When actions speak louder – Friday, 5th Week in ordinary time – Mark 7:31-37
The Gospels are filled with desperate people characterized by the word ‘begged’. Yesterday’s Gospel text had the Syro-Phoenician woman on her knees, bowed at Jesus’ feet begging of him. Today, some unidentified persons who find mention in the Gospel by the generic third-person pronoun “they,” bring a man who is both deaf and who has a speech impediment to Jesus. There is desperation in their action for they too begged him. Yet there is a difference between the intercession of the Syro-Phoenician woman and these unnamed persons.
The Syro-Phoenician came with a specific plea; her daughter was possessed by a demon. These unnamed persons also are desperate yet they make no specific request for a healing. Scripture simply tells us that they wanted Jesus to lay his hands on the man they brought. This is reminiscent of the healing of the paralytic, whose friends brought him to Jesus (2:1-12). It seems rather obvious what they wanted yet their rather indirect request itself manifested their faith. It is the same faith and humility that lead so many lay people to ask a priest or a religious for a Sunday blessing as they bow their heads and join their hands. The request is never specific but their intention is clear.
The initiative for this healing miracle did not come from the deaf man himself. It was others who brought Jesus to him. It was these people of good will who “begged him to lay his hand on him”. Perhaps we should remember that many of the good things that happen to us come from the good will and prayers of others on our behalf.
This healing is very different from that of the woman’s daughter. In that story, Jesus took no action other than to report the healing to the mother (v. 29). If Jesus seemed too-little-engaged in that instance, he seems too-much-engaged in this one. He puts his fingers into the man’s ears. He spits and touches the man’s tongue. Yet to a Jewish audience, this would only reassure the person, for these actions were common healing procedures.
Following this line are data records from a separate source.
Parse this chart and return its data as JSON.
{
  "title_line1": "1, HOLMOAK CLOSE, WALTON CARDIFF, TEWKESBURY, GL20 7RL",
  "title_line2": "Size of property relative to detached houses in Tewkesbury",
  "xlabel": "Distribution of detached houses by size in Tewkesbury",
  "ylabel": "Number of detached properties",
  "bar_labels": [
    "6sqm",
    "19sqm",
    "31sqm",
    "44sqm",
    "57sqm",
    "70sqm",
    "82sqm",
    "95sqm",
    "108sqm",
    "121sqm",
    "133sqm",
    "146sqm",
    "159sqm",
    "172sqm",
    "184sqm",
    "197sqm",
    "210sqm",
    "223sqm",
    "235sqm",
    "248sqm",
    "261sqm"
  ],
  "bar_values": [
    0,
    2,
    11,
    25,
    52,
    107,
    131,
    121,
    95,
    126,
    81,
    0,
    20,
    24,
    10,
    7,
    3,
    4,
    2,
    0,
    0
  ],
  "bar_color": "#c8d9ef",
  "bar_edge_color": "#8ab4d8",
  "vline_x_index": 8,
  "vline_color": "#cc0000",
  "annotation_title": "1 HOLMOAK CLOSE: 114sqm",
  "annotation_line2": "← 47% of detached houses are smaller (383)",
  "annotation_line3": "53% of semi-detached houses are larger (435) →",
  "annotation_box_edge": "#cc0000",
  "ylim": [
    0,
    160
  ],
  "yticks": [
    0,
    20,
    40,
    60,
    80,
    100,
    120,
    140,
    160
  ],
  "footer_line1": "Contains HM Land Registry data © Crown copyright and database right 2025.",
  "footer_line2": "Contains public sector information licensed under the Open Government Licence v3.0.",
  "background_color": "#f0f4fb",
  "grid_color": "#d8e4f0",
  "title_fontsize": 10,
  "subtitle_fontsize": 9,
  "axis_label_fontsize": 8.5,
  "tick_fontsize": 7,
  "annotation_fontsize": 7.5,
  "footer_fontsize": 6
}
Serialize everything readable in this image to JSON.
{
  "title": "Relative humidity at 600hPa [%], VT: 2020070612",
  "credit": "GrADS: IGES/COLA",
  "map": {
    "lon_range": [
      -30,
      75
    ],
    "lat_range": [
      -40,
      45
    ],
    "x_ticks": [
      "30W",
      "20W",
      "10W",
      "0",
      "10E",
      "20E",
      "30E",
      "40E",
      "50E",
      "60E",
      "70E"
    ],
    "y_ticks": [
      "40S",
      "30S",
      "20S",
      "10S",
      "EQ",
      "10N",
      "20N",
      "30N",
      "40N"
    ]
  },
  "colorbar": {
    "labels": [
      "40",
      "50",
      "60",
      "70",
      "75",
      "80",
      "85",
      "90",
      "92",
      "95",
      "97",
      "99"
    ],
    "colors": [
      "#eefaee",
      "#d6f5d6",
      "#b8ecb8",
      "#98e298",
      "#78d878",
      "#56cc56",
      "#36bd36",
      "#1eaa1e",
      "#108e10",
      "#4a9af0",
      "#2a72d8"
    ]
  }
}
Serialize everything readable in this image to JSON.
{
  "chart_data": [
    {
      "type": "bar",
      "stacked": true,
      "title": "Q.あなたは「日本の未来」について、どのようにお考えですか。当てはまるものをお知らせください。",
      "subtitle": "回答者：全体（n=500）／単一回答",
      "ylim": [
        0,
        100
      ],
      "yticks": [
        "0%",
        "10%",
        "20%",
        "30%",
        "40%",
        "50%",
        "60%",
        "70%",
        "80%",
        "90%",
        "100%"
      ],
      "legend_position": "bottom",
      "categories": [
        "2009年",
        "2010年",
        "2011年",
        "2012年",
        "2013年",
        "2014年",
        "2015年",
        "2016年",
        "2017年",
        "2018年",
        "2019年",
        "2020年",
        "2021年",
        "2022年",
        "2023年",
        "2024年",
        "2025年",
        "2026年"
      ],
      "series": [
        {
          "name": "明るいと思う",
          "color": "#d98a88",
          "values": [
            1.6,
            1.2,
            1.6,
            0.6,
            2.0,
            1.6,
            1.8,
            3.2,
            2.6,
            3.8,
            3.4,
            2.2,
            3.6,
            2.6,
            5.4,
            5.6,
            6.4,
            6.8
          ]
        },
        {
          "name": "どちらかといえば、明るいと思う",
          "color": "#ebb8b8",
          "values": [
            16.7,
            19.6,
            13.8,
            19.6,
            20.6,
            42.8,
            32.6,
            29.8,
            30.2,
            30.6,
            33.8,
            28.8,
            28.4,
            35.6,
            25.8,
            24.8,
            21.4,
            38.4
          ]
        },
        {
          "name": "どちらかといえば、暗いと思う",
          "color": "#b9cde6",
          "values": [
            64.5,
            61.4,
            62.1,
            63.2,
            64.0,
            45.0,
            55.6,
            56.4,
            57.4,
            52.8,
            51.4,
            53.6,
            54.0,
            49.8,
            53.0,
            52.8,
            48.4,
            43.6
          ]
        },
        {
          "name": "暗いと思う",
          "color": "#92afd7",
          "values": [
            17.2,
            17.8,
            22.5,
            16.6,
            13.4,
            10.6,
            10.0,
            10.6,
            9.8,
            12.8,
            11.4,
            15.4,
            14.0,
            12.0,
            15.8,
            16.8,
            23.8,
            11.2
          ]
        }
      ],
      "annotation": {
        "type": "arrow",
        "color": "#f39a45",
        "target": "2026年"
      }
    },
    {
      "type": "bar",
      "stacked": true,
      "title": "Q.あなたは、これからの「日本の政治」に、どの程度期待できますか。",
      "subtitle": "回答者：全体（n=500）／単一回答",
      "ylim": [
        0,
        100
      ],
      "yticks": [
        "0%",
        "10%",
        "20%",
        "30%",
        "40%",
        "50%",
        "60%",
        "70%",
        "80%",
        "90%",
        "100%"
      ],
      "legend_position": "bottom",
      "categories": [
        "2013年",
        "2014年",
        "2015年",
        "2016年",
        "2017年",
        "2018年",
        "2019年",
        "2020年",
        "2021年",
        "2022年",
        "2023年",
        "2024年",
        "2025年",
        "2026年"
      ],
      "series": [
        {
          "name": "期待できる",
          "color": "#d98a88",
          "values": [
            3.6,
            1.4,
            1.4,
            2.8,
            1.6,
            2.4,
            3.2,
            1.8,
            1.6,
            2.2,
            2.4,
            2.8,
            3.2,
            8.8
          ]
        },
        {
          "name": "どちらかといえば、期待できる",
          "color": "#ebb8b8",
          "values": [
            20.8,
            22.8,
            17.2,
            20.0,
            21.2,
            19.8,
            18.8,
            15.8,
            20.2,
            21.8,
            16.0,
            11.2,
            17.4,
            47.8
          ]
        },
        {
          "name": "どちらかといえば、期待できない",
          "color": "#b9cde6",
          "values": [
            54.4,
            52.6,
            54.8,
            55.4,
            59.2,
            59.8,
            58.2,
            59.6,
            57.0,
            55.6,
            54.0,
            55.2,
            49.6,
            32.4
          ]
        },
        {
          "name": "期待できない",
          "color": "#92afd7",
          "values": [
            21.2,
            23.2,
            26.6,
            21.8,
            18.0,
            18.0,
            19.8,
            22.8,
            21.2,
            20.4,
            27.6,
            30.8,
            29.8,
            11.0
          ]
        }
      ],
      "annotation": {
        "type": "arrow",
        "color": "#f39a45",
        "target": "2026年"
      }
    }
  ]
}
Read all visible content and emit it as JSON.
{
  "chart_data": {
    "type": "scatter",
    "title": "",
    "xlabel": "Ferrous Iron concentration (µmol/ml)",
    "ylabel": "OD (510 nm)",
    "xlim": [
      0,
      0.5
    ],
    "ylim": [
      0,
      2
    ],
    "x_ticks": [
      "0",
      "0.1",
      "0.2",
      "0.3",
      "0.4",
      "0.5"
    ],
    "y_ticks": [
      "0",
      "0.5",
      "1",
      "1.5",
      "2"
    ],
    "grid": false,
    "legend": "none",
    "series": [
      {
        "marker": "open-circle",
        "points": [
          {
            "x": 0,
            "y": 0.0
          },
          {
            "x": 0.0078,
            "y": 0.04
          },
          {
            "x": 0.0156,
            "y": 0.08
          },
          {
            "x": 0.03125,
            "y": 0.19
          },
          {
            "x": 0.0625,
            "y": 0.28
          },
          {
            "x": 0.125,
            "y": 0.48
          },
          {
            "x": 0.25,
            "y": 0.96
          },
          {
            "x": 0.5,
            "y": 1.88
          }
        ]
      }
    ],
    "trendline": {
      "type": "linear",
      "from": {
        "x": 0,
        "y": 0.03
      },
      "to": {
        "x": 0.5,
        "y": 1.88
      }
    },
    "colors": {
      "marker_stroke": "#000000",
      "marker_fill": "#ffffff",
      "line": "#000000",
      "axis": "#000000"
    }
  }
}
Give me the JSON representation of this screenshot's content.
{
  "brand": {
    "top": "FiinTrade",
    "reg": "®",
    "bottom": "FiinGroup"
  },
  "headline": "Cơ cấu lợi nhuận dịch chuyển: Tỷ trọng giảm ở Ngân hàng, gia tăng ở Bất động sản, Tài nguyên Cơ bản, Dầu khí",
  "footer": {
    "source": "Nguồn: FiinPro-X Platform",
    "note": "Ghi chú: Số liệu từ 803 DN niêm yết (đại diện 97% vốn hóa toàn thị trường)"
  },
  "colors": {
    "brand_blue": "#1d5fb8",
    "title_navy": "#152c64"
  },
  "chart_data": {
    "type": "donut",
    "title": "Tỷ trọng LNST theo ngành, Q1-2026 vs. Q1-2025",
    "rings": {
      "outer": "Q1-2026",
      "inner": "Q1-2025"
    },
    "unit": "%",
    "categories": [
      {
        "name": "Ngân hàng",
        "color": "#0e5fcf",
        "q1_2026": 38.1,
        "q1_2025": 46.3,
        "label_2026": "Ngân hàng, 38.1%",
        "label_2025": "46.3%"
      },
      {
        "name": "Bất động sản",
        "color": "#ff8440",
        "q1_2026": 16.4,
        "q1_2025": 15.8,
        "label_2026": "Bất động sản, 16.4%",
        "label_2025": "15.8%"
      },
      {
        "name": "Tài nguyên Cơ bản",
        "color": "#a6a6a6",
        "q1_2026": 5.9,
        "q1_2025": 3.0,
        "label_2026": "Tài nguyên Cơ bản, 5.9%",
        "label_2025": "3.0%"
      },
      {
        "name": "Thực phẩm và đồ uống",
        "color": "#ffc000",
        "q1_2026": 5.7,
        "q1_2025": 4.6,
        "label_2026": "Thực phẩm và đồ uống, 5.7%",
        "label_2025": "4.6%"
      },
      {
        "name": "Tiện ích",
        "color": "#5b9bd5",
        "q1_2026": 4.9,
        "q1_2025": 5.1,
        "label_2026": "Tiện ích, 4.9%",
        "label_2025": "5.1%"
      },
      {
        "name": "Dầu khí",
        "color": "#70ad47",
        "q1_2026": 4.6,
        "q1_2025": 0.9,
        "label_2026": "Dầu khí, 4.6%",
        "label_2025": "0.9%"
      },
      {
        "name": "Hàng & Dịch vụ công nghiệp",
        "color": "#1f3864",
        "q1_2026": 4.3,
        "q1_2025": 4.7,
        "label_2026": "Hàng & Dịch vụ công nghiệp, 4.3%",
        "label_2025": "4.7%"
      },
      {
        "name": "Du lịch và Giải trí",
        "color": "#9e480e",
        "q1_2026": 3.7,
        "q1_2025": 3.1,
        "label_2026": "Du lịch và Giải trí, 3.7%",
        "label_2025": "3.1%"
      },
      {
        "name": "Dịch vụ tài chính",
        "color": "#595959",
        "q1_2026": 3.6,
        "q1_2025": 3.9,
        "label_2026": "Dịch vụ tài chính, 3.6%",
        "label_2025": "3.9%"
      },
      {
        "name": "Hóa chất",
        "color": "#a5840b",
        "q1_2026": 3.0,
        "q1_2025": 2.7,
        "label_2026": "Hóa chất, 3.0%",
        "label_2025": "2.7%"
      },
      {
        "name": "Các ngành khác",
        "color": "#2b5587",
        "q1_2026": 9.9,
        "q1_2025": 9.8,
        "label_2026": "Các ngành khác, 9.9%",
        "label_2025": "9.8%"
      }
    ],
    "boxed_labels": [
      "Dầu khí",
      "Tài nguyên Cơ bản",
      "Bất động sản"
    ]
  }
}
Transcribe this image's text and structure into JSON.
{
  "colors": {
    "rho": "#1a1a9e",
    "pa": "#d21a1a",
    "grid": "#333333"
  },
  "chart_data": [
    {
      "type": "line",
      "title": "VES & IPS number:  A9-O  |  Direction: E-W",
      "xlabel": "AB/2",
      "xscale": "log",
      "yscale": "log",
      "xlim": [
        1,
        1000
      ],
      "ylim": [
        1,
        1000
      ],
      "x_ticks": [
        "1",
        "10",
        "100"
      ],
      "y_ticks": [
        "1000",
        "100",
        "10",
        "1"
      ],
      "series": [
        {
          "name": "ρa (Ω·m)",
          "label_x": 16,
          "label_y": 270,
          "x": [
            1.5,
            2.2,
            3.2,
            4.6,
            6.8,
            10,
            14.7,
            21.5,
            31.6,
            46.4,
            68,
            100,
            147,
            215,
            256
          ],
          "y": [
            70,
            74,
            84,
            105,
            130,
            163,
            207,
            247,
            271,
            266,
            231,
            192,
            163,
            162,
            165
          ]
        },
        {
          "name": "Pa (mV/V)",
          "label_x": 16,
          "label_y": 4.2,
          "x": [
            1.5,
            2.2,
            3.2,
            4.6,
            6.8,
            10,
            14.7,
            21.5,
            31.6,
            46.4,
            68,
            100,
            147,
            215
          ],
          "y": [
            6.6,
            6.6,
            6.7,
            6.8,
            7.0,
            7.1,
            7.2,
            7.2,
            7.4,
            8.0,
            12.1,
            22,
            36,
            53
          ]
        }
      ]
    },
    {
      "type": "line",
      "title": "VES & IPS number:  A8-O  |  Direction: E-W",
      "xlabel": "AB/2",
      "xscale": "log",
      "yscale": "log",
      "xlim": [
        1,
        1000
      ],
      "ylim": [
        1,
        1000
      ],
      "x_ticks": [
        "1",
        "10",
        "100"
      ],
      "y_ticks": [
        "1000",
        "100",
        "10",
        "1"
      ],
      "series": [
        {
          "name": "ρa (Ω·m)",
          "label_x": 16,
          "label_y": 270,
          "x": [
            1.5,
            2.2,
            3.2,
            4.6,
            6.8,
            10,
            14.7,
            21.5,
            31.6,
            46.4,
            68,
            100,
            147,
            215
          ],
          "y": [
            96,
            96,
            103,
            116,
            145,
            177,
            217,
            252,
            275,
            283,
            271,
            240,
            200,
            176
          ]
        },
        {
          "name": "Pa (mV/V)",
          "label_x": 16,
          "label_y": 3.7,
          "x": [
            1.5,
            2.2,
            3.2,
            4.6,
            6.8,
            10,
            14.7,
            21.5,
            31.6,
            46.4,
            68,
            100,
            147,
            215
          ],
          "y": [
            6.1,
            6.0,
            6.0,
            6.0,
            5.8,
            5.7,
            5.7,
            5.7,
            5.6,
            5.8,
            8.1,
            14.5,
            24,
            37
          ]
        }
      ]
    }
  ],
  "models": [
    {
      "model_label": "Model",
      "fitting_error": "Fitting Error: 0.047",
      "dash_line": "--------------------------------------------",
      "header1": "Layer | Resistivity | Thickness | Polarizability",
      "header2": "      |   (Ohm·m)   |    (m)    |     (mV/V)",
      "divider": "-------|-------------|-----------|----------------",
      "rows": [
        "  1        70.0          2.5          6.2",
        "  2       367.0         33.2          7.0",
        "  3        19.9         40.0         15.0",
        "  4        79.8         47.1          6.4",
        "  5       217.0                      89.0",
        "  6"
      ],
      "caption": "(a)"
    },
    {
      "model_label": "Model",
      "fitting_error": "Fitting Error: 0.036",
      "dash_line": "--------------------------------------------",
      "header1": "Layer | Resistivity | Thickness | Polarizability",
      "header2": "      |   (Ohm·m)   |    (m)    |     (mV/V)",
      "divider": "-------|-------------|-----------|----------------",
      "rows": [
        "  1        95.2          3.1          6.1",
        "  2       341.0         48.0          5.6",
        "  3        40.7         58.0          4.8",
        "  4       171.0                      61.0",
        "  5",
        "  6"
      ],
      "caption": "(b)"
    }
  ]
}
But within all this lies the humility of the Son of God who “Looking up to heaven, sighed, and said to him, ‘Ephphatha’ (v. 34).” Looking to heaven demonstrates Jesus’ dependency on the Father. His sigh demonstrates his sympathy and compassion. Jesus was distressed at the suffering of this man. This Gospel reassures us that Jesus cares for each of us his heart.
Religion is about the ordinary like these ordinary actions. The gospel of Jesus doesn’t fudge that issue. Yet we also see the extraordinary. While Jesus puts his fingers in the man’s ears and touches his tongue, it is only when Jesus utters his authoritative word that the man’s tongue is loosened.
We all need to have our ears opened so that we can hear and understand in its fullness, the message of Jesus. In addition to that, once we have heard and understood, the natural consequence is that we go out and speak openly to the world about what we have heard and understood. Both hearing and speaking are inseparable for the Christian disciple.